Formula mass NaHCO3 = 23 (Na) + 1 (H) + 12 (C) + 48 (O3)= 84g NaHCO3/mol
3.0 grams NaHCO3/ 84g NaHCO3 = 0.036 mol
Formula mass NaCl = 23 (Na)+ 35 (Cl)= 58 g/mol NaCl
2.6 grams NaCl/58 g/mol NaCl= 0.045 mol
0.036 mol NaHCO3/ 0.36 NaHCO3=1
0.045 mol NaCl /0.036 NaHCO3 = 1.25
The real ratio of NaHCO3 reacted to moles NaCl produced is 1:1, however the experimental
value obtained was 1:1.25
3. Using the balanced equation, calculate the mass of NaCl you would expect to get when 3.00
grams of NaHCO3 is reacted with HCl. How does this value compare with the
mass attained experimentally?
3.0 grams NaHCO3/ 84g NaHCO3 = 0.036 mol NaHCO3
0.036 X 58 g/mol NaCl= 2.08 grams NaCl
When I calculated the mass of NaCl I should have gotten when the 3.0 grams NaHCO3 is reacted
with HCl I got a value of 2.08 grams NaCl, which is over half a gram less than the
value I obtained.
4. If the masses of all but one of the substances that take part in a chemical reaction are
known, explain why it is possible to determine the unknown mass by
subtraction.
The law of conservation of mass states that matter in a chemical reaction can be neither
created, nor destroyed, thus if all but one of the substances that take part in a
chemical reaction are known, you can subtract the last mass to find out where
the rest of the mass has gone as there can be no more or less mass.
5. In the chemical reaction CaCO3  CaO+ CO2, if 40.0 g of CaCO3. Is decomposed:
a. how many grams of CaO is produced? 22.4 grams
b. how many grams of CO2 is produced? 17.6 grams
a.
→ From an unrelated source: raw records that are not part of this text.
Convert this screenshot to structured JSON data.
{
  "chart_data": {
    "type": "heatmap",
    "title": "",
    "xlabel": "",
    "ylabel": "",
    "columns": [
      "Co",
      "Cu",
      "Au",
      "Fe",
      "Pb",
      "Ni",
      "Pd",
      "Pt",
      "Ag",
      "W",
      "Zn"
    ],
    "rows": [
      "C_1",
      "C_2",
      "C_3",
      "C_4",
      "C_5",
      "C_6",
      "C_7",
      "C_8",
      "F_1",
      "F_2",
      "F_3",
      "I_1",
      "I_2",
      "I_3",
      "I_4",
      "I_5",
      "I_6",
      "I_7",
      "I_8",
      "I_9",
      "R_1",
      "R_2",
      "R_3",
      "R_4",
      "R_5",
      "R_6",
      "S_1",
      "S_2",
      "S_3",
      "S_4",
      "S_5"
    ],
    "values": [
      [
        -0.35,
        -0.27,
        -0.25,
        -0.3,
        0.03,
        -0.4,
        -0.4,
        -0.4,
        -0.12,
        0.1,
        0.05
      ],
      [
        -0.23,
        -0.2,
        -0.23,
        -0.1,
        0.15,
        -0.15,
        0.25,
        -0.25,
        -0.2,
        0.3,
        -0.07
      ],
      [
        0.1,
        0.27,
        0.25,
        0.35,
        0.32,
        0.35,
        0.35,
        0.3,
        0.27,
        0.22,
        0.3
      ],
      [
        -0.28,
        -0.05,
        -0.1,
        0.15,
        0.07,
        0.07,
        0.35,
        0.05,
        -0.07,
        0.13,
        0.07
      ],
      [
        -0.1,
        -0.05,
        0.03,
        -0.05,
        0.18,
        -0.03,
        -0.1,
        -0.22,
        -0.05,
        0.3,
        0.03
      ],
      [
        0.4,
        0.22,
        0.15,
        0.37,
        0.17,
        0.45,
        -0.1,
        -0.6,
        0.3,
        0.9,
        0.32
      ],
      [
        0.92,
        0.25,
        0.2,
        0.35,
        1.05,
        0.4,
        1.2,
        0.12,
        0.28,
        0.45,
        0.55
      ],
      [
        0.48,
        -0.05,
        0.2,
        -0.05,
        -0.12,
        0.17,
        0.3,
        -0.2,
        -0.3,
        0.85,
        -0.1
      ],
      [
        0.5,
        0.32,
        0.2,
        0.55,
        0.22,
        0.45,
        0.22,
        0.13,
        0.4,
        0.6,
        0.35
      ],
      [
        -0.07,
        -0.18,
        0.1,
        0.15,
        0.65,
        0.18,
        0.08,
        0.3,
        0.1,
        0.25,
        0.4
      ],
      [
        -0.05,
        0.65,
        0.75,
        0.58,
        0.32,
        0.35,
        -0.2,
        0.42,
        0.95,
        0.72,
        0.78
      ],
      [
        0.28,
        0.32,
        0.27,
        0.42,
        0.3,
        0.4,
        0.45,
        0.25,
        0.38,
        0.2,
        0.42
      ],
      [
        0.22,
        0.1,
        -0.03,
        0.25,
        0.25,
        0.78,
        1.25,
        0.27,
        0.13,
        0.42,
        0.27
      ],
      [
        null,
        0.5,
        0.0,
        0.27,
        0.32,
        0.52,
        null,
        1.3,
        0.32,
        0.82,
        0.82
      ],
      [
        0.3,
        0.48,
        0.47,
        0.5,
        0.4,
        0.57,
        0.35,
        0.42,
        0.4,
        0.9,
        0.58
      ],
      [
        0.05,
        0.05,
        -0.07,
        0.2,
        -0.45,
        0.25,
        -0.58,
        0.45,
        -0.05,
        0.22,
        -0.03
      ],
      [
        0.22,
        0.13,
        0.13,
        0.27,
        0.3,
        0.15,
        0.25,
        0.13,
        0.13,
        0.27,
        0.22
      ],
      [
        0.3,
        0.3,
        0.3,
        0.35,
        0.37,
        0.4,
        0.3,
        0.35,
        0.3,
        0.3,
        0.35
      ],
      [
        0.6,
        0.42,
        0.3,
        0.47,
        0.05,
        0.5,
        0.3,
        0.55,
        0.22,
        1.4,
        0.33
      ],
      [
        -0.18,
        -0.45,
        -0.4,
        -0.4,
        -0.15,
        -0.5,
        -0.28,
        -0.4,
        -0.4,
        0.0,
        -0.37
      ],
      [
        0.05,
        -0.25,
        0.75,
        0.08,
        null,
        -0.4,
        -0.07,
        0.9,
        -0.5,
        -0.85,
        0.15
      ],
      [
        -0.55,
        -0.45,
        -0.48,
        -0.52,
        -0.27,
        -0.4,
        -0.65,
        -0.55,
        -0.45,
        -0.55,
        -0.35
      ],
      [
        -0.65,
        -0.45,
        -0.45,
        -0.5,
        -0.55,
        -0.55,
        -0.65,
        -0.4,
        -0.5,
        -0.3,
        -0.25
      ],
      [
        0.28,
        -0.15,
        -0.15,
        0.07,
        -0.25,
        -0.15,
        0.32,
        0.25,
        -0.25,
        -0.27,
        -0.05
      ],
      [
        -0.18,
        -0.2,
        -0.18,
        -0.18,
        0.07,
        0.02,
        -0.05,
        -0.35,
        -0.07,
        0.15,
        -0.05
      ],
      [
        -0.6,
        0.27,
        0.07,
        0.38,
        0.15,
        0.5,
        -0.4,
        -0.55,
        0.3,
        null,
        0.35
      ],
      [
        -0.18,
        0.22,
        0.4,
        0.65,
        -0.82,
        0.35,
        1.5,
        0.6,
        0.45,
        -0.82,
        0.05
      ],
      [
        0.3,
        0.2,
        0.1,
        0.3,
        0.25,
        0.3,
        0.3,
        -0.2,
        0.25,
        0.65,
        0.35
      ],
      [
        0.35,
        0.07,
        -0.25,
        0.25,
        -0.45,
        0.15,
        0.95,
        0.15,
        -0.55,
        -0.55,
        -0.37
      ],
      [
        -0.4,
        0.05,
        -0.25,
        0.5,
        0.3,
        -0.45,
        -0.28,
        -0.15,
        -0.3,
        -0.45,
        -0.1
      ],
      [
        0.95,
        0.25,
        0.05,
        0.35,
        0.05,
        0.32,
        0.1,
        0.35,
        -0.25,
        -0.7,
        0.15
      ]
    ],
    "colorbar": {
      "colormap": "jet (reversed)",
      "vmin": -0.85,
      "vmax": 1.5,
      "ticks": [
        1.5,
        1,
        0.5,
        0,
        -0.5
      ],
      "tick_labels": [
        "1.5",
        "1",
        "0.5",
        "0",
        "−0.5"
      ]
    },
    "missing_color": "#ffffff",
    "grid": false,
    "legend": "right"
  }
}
CaCO3=100 g/mol 40g/100g/mol= 0.4mol CaO/CaCO3/ CO2
0.4 mol CaO X 56g/mol CaO= 22.4 grams CaO
0.4 mol CO2 X 44g/mol CO2= 17.6 grams CO2
6. In the reaction N2+3H2 2NH3, if 20.0 grams of hydrogen reacts:
a. how many grams of ammonia is produced?113.22 grams
b. how many grams of nitrogen reacts?93.24 grams nitrogen
20.0 grams H2/ 2g/mol= 10 mol H2
10 mol H2 times (2mol ammonia/3mol H2)= 6.66 mol ammonia
6.66mol X 17 (molar mass ammonia)= 113.22 grams ammonia
10 mol H2 times (1mol nitrogen/ 3mol H2)= 3.33 mol nitrogen
3.33mol nitrogen X 28 (molar mass Nitrogen)=93.24 grams nitrogen
Conclusion:
This experiment aided in the understanding of the mole-mass relationships that exist in a
chemical reaction and in the interpretation of a balanced chemical equation. We can compare
the experimental mass of a product of a chemical reaction with the predicted mass for that
product. It shows that experimental values are not always precise.